Our psalm becomes a celebration of the Acts narrative when it proclaims the folly of idolaters.  

“All worshipers of images are put to shame, 
     those who make their boast in worthless idols” (verse 7)
  like the greedy ones of Philippi.  
“The Lord…guards the lives of his faithful;
     he rescues them from the hand of the wicked” (verse 10),  
     –  as happened in the prison holding Paul and Silas. 

The reign of God – and of God’s anointed – is a heavenly reality that appears mysteriously within the earthly scenes from which Jesus has departed. 

Revelation 22:12-14, 16-17, 20-21.  

The destination of the ascension, the heavenly presence of God where the Lamb receives authority over the forces that cause chaos on earth, is also the place from which the final return will come.  This passage presents the last words of Jesus, the heavenly Lord, giving assurance that he is coming – that is, he is about to reverse the departure! 

That assurance is answered by the church’s prayer that he will indeed come. 

“See, I am coming soon… I am the Alpha and the Omega, the first and the last, the beginning and the end” (verses 12-13, NRSV). 

The Spirit and the bride say, “Come.”
And let everyone who hears say, “Come.”
And let everyone who is thirsty come. 
The one who testifies to these things says, “Surely I am coming soon.”
Amen.  Come, Lord Jesus!  (verses 17 and 20). 

The departure that is seen as the ascension is not final.  It will last only during the time of the servant and spirited church on earth. 

John 17:20-26.  

The whole of John 13-17 has Jesus interpreting to the disciples his imminent departure.  In the last chapter of this section, chapter 17, Jesus has finished instructing the disciples and turns to God in prayer. 

Jesus’ prayer is about the completion of his own mission (verses 1-5), about the disciples who have been prepared but are now being left behind (verses 6-19), and about the later generations who will believe because of the testimony of the disciples (verses 20-26, or at least verses 20-21). 

Our reading is this final section – the believers of the future who will not know Jesus directly but only through the communion with the disciples. 

After Jesus’ departure, the believers will share a mystic communion with God, Jesus, and each other. 

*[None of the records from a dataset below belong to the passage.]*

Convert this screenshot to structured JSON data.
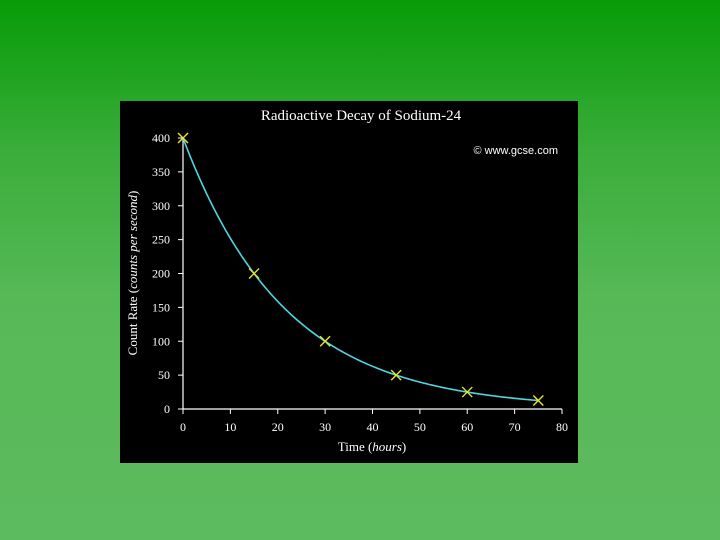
{
  "chart_data": {
    "type": "line",
    "title": "Radioactive Decay of Sodium-24",
    "credit": "© www.gcse.com",
    "xlabel_main": "Time (",
    "xlabel_italic": "hours",
    "xlabel_end": ")",
    "ylabel_main": "Count Rate (",
    "ylabel_italic": "counts per second",
    "ylabel_end": ")",
    "xlim": [
      0,
      80
    ],
    "ylim": [
      0,
      400
    ],
    "xticks": [
      0,
      10,
      20,
      30,
      40,
      50,
      60,
      70,
      80
    ],
    "yticks": [
      0,
      50,
      100,
      150,
      200,
      250,
      300,
      350,
      400
    ],
    "series": [
      {
        "x": [
          0,
          15,
          30,
          45,
          60,
          75
        ],
        "values": [
          400,
          200,
          100,
          50,
          25,
          12.5
        ]
      }
    ],
    "curve_x_end": 75,
    "half_life": 15,
    "curve_color": "#4fd6e0",
    "marker_color": "#e6e62a"
  }
}
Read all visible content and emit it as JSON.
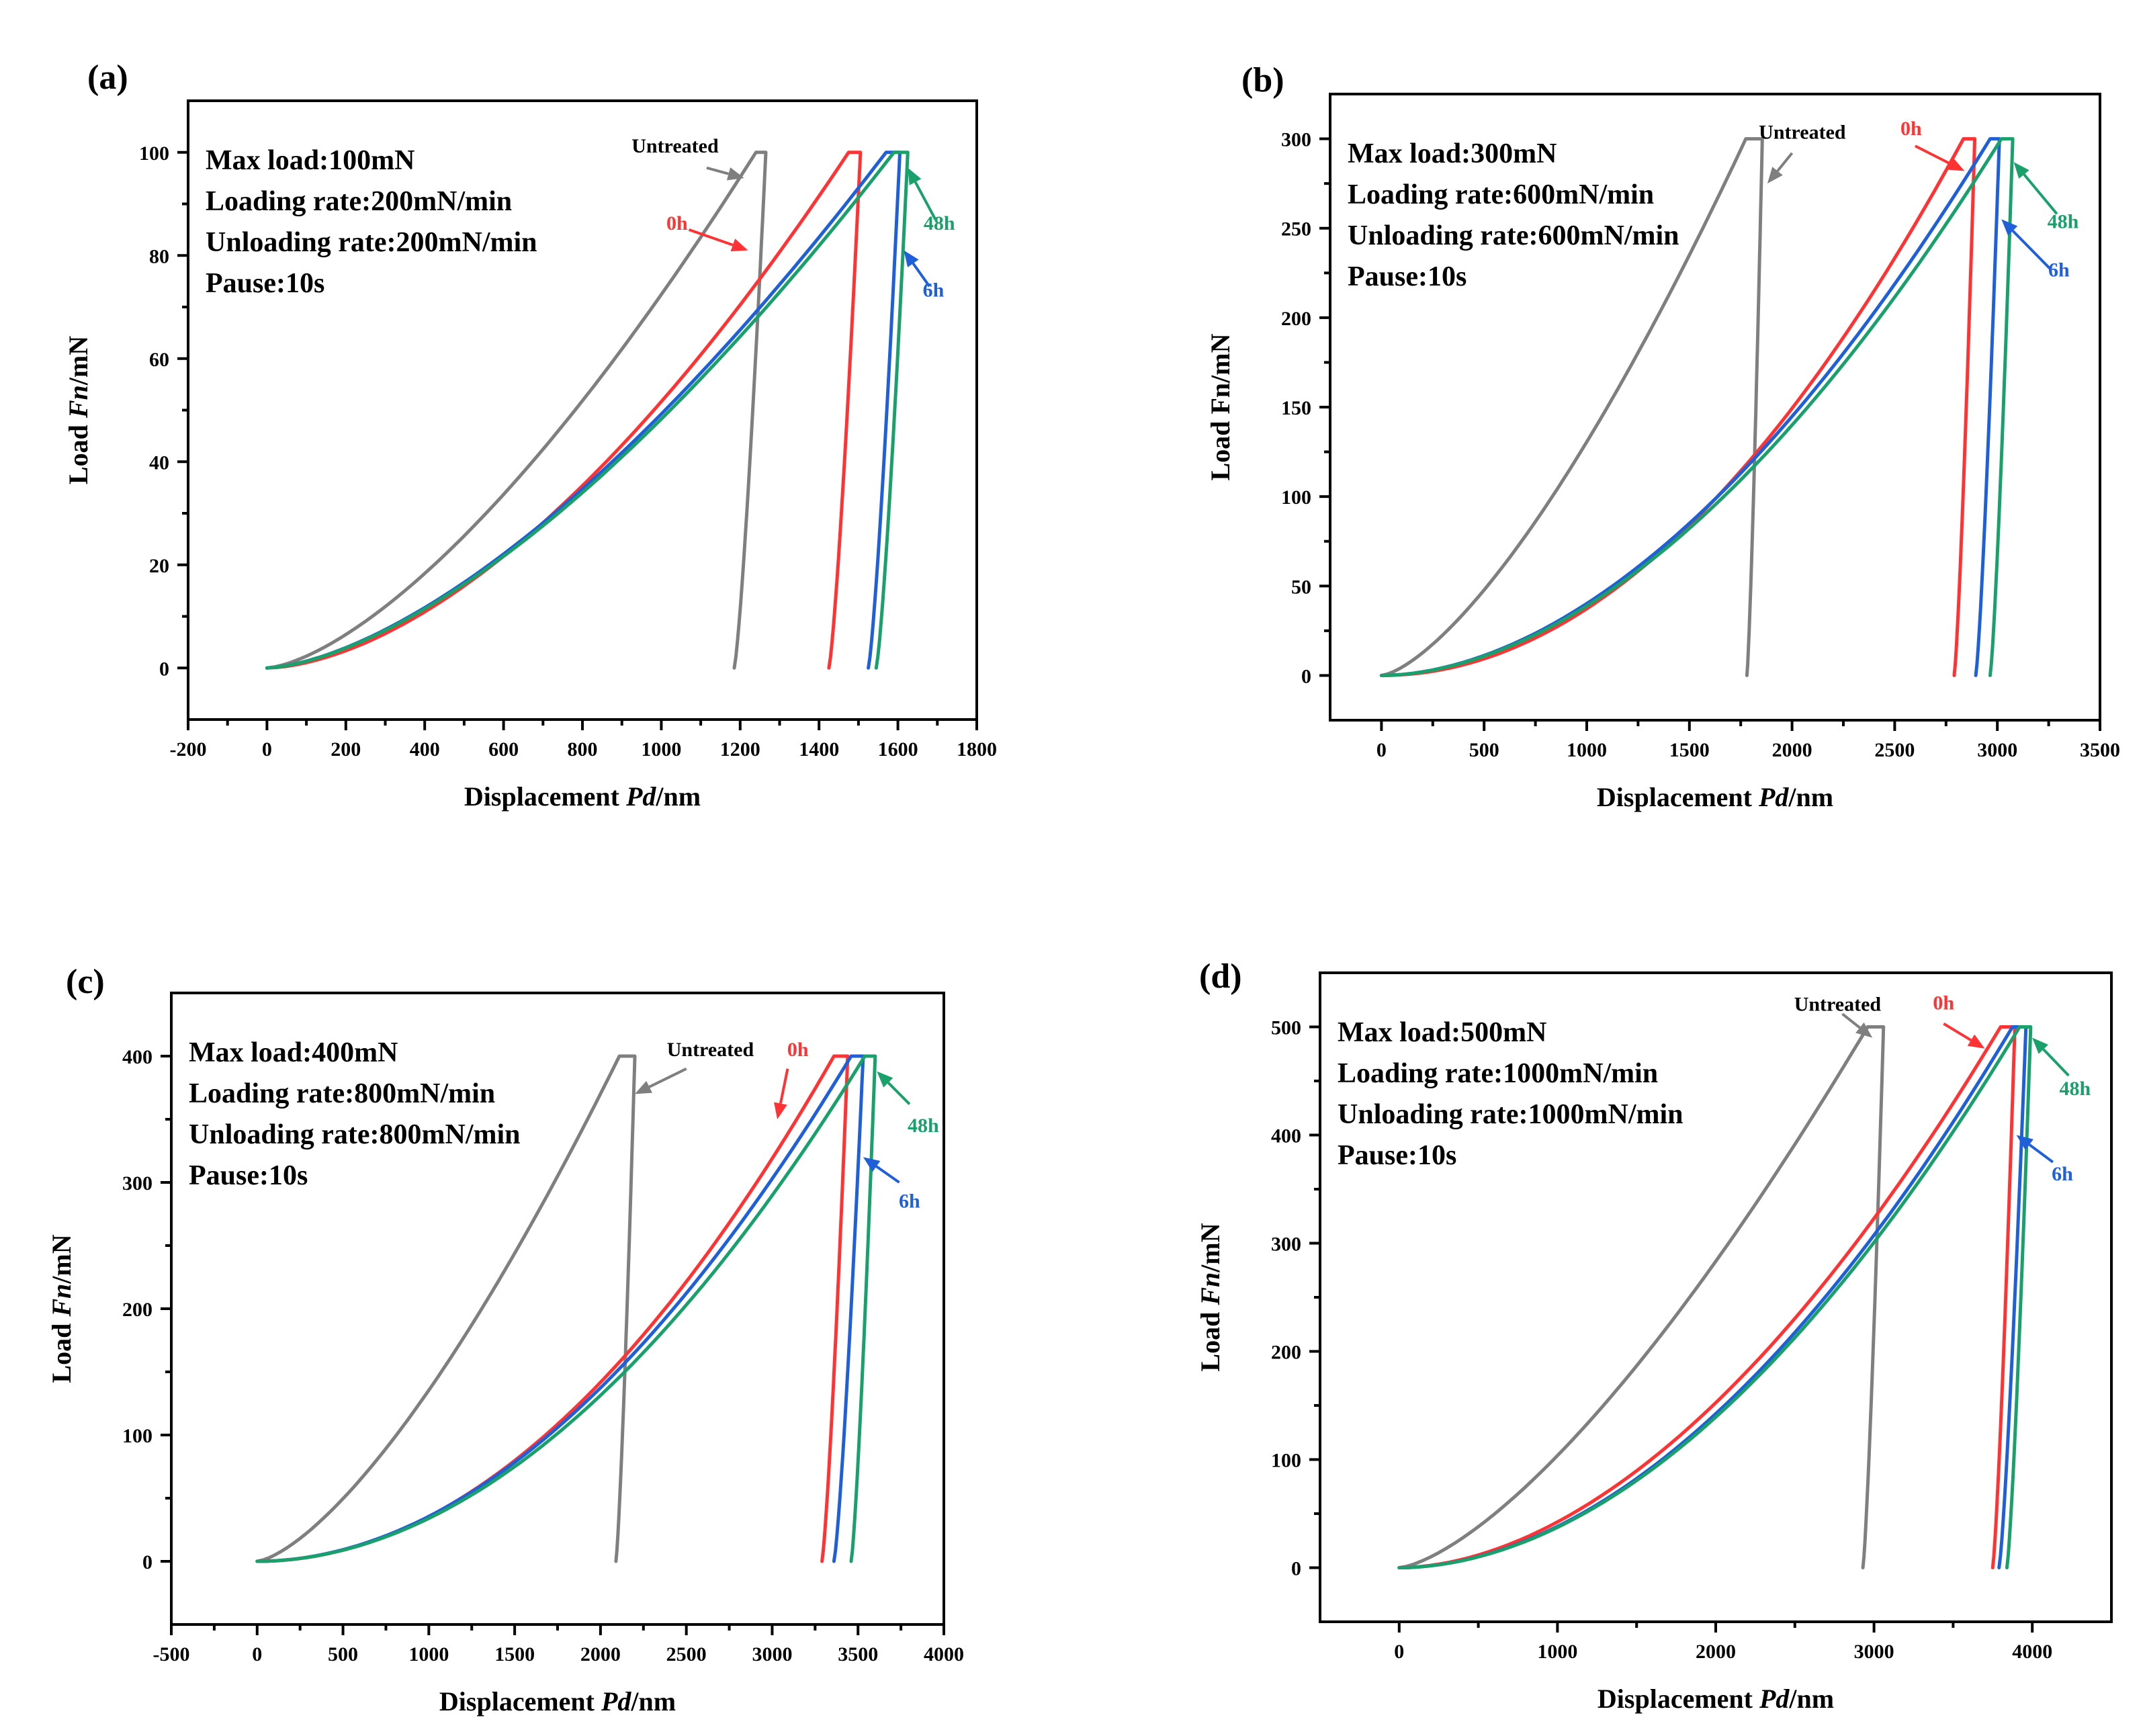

I ask not only on behalf of these [disciples present at the supper], but also on behalf of those who will believe in me through their word, that they may all be one.  As you, Father, are in me and I am in you, may they also be in us, so that the world may believe that you have sent me (verses 20-21, NRSV). 

This communion shows up in the world as love (agape), which binds the unity of the faithful. 

Righteous Father, the world does not know you, but I know you; and these know that you have sent me.  I made your name known to them, and I will make it known, so that the love with which you have loved me may be in them, and I in them (verses 25-26). 

At his departure Jesus leaves behind the model and the command to love one another, and in such loving the believers will experience the truth and reality of the righteous God.